CAN TV is facing the immediate problem of a significant drop in funding that will result in service cuts due to an outdated funding structure that has caused problems for years.
In September, 2007, the City created an additional problem when it amended the cable ordinance to route the 1% public, education, and governmental (PEG) fee from state franchise holders to the City, reversing a 25-year history of direct funding of CAN TV.
On October 31, 2008, to resolve these issues, an Ordinance sponsored by Alderman Stone and Alderman Burke and signed by 36 Aldermen was presented at the Committee on Finance meeting. But despite strong Aldermanic support, the Ordinance was held without a vote.
For over 9 months, CAN TV representatives have met with City officials to address the City's concerns about that Ordinance.
A compromise Ordinance was drafted in early March and we encouraged you to urge your Alderman's vote in support of the Ordinance at the March 16 meeting. That Ordinance resolved the state PEG fee issue, but additional steps would still be required to address the immediate funding problem.
However, on March 12, 2009, the City replaced the Ordinance with a Substitute that failed to solve either the immediate or future funding problems facing CAN TV. Proponents of the ordinance state that it sets a precedent by directing the 1% PEG fee from one company, AT&T, to CAN TV. While that is an improvement, to date AT&T serves only a handful of residents and its contribution to CAN TV's financial health is unknown at present.
Further, the ordinance inexplicably directs the 1% PEG fee from future state holders to the City's Commissioner of Business Affairs and Consumer Protection. This includes cable companies that might choose to operate under state law.

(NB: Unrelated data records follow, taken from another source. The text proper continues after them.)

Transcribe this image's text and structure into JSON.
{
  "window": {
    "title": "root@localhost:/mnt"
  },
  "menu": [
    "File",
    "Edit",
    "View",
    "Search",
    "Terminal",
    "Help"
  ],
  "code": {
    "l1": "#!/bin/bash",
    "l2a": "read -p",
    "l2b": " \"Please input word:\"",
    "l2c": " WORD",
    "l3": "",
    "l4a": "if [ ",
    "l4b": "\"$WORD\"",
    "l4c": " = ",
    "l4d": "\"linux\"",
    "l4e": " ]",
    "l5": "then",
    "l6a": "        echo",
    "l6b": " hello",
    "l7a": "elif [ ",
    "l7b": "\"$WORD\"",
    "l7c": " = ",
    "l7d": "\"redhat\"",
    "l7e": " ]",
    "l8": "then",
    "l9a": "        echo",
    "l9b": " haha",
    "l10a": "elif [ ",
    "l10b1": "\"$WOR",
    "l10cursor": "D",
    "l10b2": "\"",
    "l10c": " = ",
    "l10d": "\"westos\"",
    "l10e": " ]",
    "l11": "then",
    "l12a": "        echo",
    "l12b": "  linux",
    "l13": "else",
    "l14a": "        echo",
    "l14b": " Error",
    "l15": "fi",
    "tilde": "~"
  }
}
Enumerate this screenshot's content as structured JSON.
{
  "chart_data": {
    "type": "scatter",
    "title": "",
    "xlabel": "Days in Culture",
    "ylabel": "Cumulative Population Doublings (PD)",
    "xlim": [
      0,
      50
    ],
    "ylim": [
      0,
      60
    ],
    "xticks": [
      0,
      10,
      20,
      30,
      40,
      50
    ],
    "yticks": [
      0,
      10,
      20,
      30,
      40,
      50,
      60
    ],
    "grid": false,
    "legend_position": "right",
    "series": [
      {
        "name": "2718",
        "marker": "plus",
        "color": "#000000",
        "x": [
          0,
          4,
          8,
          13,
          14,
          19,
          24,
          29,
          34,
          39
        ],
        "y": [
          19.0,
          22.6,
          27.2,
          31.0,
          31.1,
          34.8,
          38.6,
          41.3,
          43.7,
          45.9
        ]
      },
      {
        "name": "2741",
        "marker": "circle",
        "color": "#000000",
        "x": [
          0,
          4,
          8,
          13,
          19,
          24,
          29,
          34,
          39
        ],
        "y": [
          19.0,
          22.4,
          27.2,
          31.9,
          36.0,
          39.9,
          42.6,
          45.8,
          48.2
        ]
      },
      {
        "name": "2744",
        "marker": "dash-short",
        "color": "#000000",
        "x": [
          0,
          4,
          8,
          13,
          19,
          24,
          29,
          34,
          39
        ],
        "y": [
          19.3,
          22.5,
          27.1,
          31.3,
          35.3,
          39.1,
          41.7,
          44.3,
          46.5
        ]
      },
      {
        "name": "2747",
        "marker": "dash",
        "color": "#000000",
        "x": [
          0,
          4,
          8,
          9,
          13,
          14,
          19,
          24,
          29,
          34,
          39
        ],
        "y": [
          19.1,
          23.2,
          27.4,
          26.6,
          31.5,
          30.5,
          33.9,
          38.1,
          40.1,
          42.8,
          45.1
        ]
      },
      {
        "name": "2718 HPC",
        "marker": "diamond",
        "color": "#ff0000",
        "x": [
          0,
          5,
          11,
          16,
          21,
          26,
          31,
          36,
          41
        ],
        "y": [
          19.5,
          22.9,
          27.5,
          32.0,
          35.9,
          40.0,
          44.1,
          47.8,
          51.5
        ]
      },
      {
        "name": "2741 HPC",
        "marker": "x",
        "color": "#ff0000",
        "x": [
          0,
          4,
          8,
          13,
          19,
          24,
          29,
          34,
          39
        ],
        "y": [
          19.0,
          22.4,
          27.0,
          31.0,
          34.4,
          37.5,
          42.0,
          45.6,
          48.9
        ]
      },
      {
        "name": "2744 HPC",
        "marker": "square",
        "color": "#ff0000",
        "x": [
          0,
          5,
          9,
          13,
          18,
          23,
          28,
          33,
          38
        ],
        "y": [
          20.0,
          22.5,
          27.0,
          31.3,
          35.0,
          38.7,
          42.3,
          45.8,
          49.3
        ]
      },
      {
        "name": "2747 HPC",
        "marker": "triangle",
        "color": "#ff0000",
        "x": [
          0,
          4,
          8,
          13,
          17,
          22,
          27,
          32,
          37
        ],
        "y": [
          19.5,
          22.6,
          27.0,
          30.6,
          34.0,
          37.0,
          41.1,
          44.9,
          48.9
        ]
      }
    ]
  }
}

The Substitute passed out of the Committee on Finance despite requests from opponents that it be held for further consideration. The Substitute Ordinance:
- Provides no adequate funding solution for CAN TV.
- Directs the 1% PEG fee from all state holders except for AT&T to the City's Commissioner of Business Affairs and Consumer Protection.
At the hearing on the Substitute, Chicagoans from health care and disability rights groups, ethnic communities, media activists, and senior producers testified in support of finding a more meaningful, sustained funding solution for CAN TV today.
"This is a community necessity...it is not some sort of an optional thing that can be tweaked or minimized as the budgets go up and down," said Dave Kraft, Director of Nuclear Energy Information Service, "It has had both national and international impact, making the City of Chicago look good. That ought to mean something to this body."